Semantic AI is starting to help with these tasks. This set of technologies includes ontology, knowledge graphs, natural language processing and machine learning.

Many platforms use artificial intelligence for automatic tagging. Although these programs are not perfect, their development will only increase.

Once your organization develops a universal taxonomy, component-level metadata automation, and artificial intelligence at scale, content customizations become possible without as much manual work.

Phyllis returns to the e-book example to illustrate the possibilities. Let's say the e-book is developed around a topic. When you create the generic version, you also create industry-specific modules for the creation. AI identifies the industry of site visitors and provides the industry-specific version of the e-book.

Providing this kind of experience requires all three elements: taxonomy, metadata, and artificial intelligence.

4. Infrastructure

Infrastructure is the technological basis for the content machine. Unfortunately, many organizations lack the essential elements to support effective content creation, scheduling, scaling, workflow, asset management, and measurement.

While there is some overlap between capabilities in some systems, process documentation can help streamline adoption across the organization. Integrating existing technology is just as important as adding something new to the fold.
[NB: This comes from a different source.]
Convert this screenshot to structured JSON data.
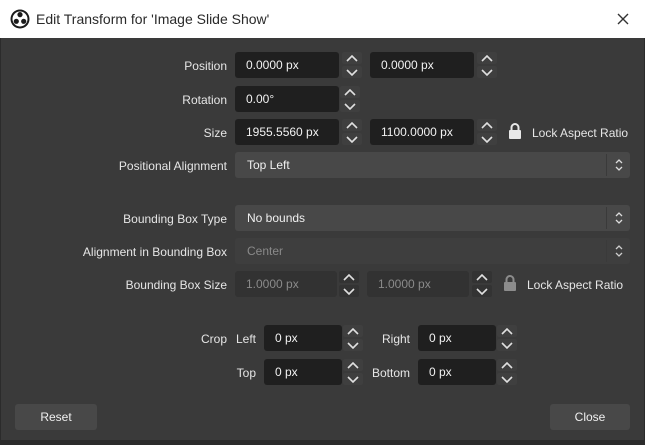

Start by taking inventory of technology Supporting your content and adapting it to business requirements. From there, estimate any new necessary investments, including piloting and adopting AI to do some of that work.

5. Measurement

Obtaining 360 degree content report Enables content strategy, creation and intelligent data-driven insights. But many organizations make the mistake of looking only at The ability of the content to attract a lead, promote a lead or close a deal.

This is a mistake in Forrester's analyst's perception because no piece of content causes any of these things.

“Content doesn't sell your solutions, but it can have a significant impact,” Phyllis explains. “Marketers need to teach the organization what influence means and why it is so important.”

What content marketing teams need measure? Phyllis recommends process and performance metrics. “Process plus performance equals content ROI,” she says.

Process plus performance equals ROI #Content says @PhyllisMusings via @GregLevinsky @CMIContent. Click to tweet

Just remember who needs to see what data.

Metrics around content, production, review and tagging activities show marketing leaders that you have the right elements in place. You also need to track how much content you create and how much is activated (ie, how much is used by sales and other teams).

Creating reporting dashboards with a wide variety of content metrics helps tell the story of your content team. Analytics help inform your content strategy throughout.

For example, if sales uses a content type more than the content type associated with closed business, you do more of that (or change other types to that format).

Phyllis recommends approaching content reporting the same way your organization approaches sales reporting: make it a quarterly activity against the same process and performance metrics.

For performance measures, e Content metrics should match the goals. So, if growth is the goal, the content plan should show how content will help achieve that goal. The quarterly report then shows what the team has tried to encourage greater engagement with customers in the growth area and how well these efforts have been achieved.

Hypothesis-based analysis can also help. Phyllis gives an example of a hypothesis where your contacts who consumed content closed faster and at a higher dollar figure than deals where no content was consumed. Find out which metrics will let you know if this hypothesis is true.

Get strategies on content linking and revenue

Strategic content is a crucial driver of B2B revenue growth. But connecting these dots involves more than tracking performance metrics. You need each of these five building blocks to develop the content intelligence you need to marry content and cash.